The intestinal epithelium and Paneth cells in particular appear particularly sensitive to the perturbations in their capacity to resolve ER stress. Protein folding is an energy-dependent process, profoundly influenced by perturbations in oxygen and nutrient (e.g., glucose) availability, which in itself might make the locale of the intestinal epithelium particularly susceptible. Furthermore, the cell’s protein folding capacity needs to strike a fine balance with the translational burden it experiences.
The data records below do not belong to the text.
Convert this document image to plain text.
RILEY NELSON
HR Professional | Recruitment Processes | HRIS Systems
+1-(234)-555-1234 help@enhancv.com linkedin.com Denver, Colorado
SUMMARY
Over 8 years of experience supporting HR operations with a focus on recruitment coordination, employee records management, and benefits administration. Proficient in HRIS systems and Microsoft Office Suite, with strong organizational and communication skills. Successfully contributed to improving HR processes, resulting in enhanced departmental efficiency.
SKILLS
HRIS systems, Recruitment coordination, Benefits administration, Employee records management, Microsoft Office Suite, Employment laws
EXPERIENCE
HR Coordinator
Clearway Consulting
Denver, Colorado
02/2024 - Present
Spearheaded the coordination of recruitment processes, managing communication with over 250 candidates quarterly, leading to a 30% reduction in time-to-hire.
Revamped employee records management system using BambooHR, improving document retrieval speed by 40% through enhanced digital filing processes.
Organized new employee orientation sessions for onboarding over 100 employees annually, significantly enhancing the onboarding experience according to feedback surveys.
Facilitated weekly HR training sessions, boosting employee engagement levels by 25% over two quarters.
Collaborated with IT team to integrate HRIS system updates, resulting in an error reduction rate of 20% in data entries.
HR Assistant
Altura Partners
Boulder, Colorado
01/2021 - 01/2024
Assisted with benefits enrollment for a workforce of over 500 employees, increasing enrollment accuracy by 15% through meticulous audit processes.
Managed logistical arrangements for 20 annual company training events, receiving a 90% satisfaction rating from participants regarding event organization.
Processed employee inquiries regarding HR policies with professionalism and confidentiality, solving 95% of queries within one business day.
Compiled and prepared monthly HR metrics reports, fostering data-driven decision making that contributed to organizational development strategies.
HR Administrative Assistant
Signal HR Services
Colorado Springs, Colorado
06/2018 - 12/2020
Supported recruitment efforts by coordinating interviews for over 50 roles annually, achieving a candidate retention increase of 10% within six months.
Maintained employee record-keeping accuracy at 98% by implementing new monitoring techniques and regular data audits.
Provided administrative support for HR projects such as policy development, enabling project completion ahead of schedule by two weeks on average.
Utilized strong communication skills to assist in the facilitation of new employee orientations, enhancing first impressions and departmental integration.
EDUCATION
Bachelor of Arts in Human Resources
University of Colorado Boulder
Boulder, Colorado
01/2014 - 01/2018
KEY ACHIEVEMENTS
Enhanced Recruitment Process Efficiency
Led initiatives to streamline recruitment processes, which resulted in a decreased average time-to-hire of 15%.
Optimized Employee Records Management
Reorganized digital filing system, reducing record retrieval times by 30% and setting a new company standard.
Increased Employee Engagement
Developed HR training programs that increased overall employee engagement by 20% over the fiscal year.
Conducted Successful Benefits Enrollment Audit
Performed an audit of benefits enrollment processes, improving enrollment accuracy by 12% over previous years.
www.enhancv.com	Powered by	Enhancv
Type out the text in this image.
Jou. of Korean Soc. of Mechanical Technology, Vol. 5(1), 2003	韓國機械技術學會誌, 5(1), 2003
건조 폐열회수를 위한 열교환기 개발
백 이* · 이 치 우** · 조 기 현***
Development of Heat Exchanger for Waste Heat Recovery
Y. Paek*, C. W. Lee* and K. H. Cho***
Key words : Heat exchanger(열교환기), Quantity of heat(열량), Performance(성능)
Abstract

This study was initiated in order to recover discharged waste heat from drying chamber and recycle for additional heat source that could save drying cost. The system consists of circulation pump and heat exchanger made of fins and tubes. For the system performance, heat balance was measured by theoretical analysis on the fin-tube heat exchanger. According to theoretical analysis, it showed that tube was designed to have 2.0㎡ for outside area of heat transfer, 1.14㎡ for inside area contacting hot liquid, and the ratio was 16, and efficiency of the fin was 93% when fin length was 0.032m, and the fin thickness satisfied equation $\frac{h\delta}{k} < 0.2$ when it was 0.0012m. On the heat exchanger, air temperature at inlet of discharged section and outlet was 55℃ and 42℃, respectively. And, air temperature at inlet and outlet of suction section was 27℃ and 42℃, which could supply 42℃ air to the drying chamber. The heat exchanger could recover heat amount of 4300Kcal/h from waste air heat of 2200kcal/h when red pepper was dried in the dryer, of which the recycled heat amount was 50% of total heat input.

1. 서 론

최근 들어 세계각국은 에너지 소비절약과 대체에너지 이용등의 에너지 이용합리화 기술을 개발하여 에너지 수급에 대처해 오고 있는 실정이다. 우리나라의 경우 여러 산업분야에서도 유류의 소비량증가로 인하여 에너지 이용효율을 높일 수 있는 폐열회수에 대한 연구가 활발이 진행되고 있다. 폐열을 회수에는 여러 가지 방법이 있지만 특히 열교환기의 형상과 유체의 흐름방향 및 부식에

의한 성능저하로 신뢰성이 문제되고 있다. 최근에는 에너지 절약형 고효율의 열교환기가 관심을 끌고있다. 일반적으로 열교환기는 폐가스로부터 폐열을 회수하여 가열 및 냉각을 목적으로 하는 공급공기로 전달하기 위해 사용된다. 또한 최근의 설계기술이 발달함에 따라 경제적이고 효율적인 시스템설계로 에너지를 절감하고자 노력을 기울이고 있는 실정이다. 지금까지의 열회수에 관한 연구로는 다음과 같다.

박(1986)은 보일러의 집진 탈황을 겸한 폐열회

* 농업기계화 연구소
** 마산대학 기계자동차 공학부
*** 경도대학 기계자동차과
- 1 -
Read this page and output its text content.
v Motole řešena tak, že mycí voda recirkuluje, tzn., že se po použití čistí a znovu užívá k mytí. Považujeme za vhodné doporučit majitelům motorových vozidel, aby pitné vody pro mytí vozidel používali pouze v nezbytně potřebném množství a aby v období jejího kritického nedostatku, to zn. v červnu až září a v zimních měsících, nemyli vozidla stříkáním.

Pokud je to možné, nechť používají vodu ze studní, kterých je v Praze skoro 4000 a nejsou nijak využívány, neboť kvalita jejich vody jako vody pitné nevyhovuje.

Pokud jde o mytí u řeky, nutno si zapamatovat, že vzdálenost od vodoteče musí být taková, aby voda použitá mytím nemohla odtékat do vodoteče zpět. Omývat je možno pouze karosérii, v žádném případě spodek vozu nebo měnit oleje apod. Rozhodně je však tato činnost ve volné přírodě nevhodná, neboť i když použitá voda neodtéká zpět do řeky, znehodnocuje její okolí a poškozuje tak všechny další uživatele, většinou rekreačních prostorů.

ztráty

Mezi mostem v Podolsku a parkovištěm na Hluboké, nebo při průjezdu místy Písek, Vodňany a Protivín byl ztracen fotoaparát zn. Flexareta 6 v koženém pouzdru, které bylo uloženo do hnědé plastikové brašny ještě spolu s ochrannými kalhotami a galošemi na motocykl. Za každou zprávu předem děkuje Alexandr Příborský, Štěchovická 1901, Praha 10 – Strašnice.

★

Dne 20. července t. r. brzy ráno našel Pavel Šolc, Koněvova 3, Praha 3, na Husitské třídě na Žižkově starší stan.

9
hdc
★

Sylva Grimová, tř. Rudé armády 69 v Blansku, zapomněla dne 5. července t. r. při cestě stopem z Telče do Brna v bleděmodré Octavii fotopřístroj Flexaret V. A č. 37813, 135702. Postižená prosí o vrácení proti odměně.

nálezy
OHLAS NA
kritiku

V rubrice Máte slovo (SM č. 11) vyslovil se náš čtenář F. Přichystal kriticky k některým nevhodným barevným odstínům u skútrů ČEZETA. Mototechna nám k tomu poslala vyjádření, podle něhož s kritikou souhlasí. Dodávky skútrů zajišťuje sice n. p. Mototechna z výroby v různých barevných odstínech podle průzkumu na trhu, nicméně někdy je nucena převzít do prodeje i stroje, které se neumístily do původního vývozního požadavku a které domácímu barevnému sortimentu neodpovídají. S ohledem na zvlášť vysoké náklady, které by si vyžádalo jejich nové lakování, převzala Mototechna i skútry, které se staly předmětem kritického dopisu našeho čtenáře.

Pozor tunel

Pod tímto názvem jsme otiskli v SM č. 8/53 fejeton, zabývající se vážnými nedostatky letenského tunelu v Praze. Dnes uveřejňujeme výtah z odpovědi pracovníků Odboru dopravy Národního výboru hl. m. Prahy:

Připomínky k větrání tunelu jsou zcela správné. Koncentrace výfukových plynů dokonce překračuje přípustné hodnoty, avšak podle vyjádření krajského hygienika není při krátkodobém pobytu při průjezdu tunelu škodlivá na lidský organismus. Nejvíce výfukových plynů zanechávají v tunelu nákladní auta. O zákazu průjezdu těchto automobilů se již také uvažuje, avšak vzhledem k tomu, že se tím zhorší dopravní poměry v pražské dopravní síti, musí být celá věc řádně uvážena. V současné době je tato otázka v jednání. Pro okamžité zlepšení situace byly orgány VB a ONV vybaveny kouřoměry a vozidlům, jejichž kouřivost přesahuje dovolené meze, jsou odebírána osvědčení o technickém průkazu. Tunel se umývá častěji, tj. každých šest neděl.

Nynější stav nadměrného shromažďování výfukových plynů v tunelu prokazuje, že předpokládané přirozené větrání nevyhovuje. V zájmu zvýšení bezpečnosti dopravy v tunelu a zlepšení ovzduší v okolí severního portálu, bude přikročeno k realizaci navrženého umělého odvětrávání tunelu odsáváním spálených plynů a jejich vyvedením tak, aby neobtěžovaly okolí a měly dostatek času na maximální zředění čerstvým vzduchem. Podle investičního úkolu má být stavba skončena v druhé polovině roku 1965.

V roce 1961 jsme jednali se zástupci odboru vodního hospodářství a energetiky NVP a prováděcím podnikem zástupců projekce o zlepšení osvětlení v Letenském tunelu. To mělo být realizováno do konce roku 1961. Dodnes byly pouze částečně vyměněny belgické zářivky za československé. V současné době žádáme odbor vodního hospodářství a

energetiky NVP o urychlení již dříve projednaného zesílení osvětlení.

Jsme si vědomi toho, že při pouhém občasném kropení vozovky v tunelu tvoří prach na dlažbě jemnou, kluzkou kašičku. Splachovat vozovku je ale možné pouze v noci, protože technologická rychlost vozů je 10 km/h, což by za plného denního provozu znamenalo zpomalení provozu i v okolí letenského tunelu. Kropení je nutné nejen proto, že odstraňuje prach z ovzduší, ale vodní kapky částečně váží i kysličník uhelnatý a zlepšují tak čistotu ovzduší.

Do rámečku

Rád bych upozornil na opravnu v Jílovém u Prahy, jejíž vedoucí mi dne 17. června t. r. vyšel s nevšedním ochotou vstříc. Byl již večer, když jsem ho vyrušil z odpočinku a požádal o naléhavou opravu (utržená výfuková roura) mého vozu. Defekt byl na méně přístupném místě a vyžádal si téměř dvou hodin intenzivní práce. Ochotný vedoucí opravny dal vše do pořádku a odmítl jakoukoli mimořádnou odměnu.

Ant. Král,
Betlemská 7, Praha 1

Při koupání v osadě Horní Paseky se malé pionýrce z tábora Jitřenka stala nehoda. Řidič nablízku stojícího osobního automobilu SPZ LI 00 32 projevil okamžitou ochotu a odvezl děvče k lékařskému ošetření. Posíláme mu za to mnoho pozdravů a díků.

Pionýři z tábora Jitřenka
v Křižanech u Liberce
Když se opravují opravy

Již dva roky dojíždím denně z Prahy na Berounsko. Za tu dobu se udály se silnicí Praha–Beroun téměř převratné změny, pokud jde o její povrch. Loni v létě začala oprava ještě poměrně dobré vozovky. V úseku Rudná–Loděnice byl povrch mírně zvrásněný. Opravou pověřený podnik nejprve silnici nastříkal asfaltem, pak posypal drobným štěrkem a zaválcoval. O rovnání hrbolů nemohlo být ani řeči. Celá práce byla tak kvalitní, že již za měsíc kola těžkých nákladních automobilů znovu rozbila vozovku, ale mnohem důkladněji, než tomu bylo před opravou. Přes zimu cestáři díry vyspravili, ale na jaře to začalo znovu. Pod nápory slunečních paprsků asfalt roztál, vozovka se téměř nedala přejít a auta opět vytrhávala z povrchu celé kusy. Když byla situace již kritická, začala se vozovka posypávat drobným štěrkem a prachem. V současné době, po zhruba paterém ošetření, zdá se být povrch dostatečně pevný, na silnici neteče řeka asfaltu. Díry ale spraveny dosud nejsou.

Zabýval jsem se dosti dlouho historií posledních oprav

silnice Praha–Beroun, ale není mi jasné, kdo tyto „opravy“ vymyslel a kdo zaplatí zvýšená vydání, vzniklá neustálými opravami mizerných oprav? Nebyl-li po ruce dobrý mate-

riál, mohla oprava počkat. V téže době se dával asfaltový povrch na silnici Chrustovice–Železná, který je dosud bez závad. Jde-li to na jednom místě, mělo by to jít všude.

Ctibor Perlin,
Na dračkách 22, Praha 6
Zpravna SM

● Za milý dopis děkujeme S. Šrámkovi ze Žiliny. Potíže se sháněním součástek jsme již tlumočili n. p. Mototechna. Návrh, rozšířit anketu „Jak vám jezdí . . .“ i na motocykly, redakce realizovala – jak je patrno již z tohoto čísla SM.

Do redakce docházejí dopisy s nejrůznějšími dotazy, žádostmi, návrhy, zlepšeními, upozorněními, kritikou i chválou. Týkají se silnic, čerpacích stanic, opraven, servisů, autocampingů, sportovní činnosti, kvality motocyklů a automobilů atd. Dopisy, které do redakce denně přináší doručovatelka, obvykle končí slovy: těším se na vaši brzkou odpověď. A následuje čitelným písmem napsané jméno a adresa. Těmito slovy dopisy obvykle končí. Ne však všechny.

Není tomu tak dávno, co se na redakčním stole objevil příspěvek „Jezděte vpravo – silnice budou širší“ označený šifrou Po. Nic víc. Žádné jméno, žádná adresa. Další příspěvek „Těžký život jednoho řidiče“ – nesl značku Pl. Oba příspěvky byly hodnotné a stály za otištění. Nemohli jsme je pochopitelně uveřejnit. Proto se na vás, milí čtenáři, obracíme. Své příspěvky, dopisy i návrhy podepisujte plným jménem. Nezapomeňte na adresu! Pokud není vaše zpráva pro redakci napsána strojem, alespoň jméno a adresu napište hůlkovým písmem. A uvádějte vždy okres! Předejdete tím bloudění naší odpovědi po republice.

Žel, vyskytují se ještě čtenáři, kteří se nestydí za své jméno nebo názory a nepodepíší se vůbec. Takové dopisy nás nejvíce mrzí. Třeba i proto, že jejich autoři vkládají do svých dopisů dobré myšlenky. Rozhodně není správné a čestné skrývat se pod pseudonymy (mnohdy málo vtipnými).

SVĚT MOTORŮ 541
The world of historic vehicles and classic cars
A classic example is the transition of an activated B cells to a plasma cells with its associated vast expansion in ER and overall secretory apparatus, which is critically dependent on the UPR , in particular the IRE1-XBP1 branch [40, 41]. Consistent with this notion are also data that demonstrate that infection and immune activation with the associated inherent increase in protein production burden due to activation of transcription factors requires a fully operative UPR [42, 43]. Finally, microbial metabolites have also been shown to directly affect UPR function. It is therefore intriguing to speculate whether environmental factors may play a role as triggers for ER stress in the intestinal epithelium [44]. Remarkably, UPR -associated genes have indeed been identified as associated with genetic risk for developing IBD. Specifically, rare variants of XBP1 have been associated with both forms of IBD [6], and several other genes (e.g., ORMDL3, LRRK2) have been prioritized as highly likely causative genes located at established IBD risk loci [2].